A Difficult Story, with Difficult Questions

Courtesy WikimediaCommons.
What to say about Phoolan Devi? Or rather, about her autobiography, I, Phoolan Devi? My reaction is more to her history, her story, and the situation than it is to a thing crafted according to a particular style-- than it is, in other words, to the book itself.

To say this is a tale of overcoming hardships would be a ridiculously insulting understatement; this is no grand quest for truth that ends with a beam of sunshine and chords of victorious soundtrack schmalz crashing over our heroine atop Maslow's pyramid. This is, in large part, an act of setting the record straight on the part of a woman who makes plain in several places that, although she doesn't consider herself or her acts (which included a lot of killing and violence, both in self-defense and in service of vengeance) "good," also refuses to apologize for acting out against much of the horror that took place over a lifetime-- years of suffering all too familiar to the victims of long-standing assumptions about certain classes and genders in some (many?) parts of the world.

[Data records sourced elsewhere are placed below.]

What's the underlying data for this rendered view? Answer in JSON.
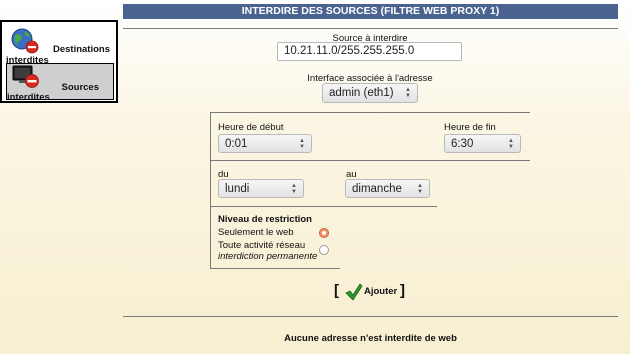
{
  "header": {
    "title": "INTERDIRE DES SOURCES (FILTRE WEB PROXY 1)"
  },
  "sidebar": {
    "items": [
      {
        "line1": "Destinations",
        "line2": "interdites",
        "icon": "globe-forbidden-icon",
        "active": false
      },
      {
        "line1": "Sources",
        "line2": "interdites",
        "icon": "monitor-forbidden-icon",
        "active": true
      }
    ]
  },
  "form": {
    "source_label": "Source à interdire",
    "source_value": "10.21.11.0/255.255.255.0",
    "interface_label": "Interface associée à l'adresse",
    "interface_value": "admin (eth1)",
    "start_label": "Heure de début",
    "start_value": "0:01",
    "end_label": "Heure de fin",
    "end_value": "6:30",
    "from_label": "du",
    "from_value": "lundi",
    "to_label": "au",
    "to_value": "dimanche",
    "restriction_title": "Niveau de restriction",
    "option_web": "Seulement le web",
    "option_all_line1": "Toute activité réseau",
    "option_all_line2": "interdiction permanente",
    "selected_option": "Seulement le web",
    "add_label": "Ajouter"
  },
  "status": {
    "message": "Aucune adresse n'est interdite de web"
  },
  "colors": {
    "title_bar": "#4a6390",
    "radio_selected": "#f1946d",
    "check_green": "#2e9a2e",
    "forbidden_red": "#d9281e"
  }
}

Above all, the book brings to the fore the question of violence. Is there such a thing as a legitimized use of it? I'd like to call myself a pacifist-- but have a hard time arguing with a voice who, acting both for herself and others like her, really does have no other way-- not even the ability to read, write, or count up to double digits-- to right an entire system of wrongs other than by physically striking back at those who maintain that system. Gandhi and Martin Luther King, Jr. had solid educations, had connections, had the knowledge that a global press and inter/national allies could be powerful forces in their missions of change. And if nothing else, both had voices within their own communities. So, I'm not excusing Phoolan Devi's use of violence-as-remedy-- but I also can't condemn it merely by pointing to others who've led highly risky, hard-fought, but largely peace-based campaigns for justice.

If nothing else, this one's going to stay with me for a good, long while. The book might help me think through some larger questions-- but then again, the more likely prospect is that it'll do a good deal to muddy already murky waters.